Usia 40 Tahun adalah Titik Kritis: Kurangi Gula atau Bersiaplah Hadapi Diabetes, Jantung, dan Penuaan Dini
INFOSULAWESI.COM — Memasuki usia 40 tahun, banyak orang mulai menyadari bahwa tubuh tidak lagi bekerja seefisien saat masih berusia 20 atau 30 tahun. Berat badan lebih mudah naik, kadar kolesterol meningkat, tekanan darah mulai berubah, dan hasil pemeriksaan gula darah sering kali mulai menunjukkan angka yang mengkhawatirkan.
Salah satu penyebab yang sering luput dari perhatian adalah konsumsi gula yang berlebihan. Padahal, berbagai penelitian menunjukkan bahwa membatasi gula tambahan merupakan salah satu langkah paling efektif untuk menjaga kesehatan seiring bertambahnya usia.
Bukan berarti seseorang harus berhenti mengonsumsi gula sama sekali. Yang perlu dikurangi adalah gula tambahan atau added sugar yang banyak terdapat dalam minuman kemasan, makanan penutup, kue, camilan manis, hingga berbagai makanan olahan.
Lantas, mengapa setelah usia 40 tahun seseorang dianjurkan mulai lebih ketat mengontrol asupan gula?
Metabolisme Mulai Melambat
Seiring bertambahnya usia, laju metabolisme tubuh secara alami mengalami penurunan. Artinya, tubuh membutuhkan kalori lebih sedikit dibandingkan saat masih muda.

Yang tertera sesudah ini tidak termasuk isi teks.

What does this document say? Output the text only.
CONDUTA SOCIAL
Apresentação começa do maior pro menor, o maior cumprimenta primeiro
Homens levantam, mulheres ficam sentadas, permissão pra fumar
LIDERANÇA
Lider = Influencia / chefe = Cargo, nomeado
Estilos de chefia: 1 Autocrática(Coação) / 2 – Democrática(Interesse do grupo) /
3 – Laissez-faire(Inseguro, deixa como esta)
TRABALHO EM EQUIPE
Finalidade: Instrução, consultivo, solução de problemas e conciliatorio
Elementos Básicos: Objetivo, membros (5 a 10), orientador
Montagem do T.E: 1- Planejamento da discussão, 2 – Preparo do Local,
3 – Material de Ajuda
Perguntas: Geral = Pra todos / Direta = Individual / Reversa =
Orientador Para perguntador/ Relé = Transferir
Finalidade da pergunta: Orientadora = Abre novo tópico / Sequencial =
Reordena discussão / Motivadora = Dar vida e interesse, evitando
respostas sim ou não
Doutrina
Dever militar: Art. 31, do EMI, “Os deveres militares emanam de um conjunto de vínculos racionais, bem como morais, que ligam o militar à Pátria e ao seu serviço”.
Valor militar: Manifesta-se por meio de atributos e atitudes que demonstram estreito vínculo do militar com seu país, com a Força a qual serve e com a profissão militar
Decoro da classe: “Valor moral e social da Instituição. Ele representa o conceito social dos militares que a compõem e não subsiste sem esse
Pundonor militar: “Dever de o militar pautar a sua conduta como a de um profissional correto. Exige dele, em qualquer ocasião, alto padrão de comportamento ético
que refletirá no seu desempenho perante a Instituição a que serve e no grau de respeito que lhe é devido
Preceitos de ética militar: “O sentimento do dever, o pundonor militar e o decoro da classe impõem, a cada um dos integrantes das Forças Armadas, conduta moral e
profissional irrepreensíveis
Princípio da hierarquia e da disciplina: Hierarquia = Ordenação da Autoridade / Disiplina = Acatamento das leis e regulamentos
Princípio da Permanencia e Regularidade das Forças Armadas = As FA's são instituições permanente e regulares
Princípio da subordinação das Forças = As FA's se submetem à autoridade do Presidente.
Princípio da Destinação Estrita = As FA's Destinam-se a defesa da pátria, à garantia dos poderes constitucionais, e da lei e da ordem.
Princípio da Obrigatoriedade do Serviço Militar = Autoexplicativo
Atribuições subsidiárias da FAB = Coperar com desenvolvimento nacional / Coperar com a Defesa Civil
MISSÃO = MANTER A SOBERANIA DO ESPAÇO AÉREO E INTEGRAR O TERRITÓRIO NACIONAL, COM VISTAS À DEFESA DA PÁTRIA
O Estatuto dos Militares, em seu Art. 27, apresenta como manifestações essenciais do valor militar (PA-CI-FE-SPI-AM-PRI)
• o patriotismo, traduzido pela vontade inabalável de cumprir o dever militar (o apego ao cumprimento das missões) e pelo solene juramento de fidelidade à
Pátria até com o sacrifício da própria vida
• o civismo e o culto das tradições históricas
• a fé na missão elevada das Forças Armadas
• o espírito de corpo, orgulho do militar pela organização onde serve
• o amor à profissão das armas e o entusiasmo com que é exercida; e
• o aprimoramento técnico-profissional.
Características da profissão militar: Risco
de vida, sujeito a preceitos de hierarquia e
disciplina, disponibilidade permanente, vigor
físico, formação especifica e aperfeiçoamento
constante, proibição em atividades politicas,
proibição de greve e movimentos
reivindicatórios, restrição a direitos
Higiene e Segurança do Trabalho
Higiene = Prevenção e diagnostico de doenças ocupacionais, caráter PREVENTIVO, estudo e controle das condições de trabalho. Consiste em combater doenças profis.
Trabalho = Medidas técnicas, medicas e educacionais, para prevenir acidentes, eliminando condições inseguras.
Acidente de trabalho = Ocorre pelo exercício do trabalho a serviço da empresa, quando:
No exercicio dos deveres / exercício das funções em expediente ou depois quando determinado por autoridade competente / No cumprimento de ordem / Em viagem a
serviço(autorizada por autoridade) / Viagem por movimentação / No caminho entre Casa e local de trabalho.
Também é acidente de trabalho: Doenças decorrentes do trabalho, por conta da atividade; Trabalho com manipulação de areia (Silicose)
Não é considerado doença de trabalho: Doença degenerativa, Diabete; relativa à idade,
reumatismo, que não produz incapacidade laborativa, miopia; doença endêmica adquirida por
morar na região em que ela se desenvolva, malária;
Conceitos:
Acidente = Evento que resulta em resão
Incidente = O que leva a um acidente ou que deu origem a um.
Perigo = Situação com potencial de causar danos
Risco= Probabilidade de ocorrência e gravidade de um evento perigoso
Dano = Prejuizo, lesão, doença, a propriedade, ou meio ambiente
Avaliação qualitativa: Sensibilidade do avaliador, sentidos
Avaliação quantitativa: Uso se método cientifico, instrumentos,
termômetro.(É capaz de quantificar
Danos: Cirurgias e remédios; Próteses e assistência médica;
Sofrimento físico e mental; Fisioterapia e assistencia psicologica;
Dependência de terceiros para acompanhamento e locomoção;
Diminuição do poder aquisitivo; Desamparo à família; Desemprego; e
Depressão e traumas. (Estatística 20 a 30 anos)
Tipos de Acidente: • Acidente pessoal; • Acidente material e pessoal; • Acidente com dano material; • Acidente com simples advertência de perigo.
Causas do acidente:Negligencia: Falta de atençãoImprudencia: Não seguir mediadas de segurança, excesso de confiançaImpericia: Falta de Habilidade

Jika pola makan tetap sama sementara aktivitas fisik berkurang, kelebihan kalori akan lebih mudah disimpan menjadi lemak.
Gula merupakan salah satu sumber kalori yang paling mudah dikonsumsi secara berlebihan karena banyak tersembunyi dalam makanan dan minuman sehari-hari. Akibatnya, berat badan meningkat tanpa disadari.
Kenaikan berat badan inilah yang kemudian menjadi pintu masuk berbagai penyakit metabolik seperti diabetes tipe 2, hipertensi, hingga penyakit jantung.
Risiko Diabetes Tipe 2 Meningkat
Usia di atas 40 tahun merupakan salah satu faktor risiko berkembangnya diabetes tipe 2.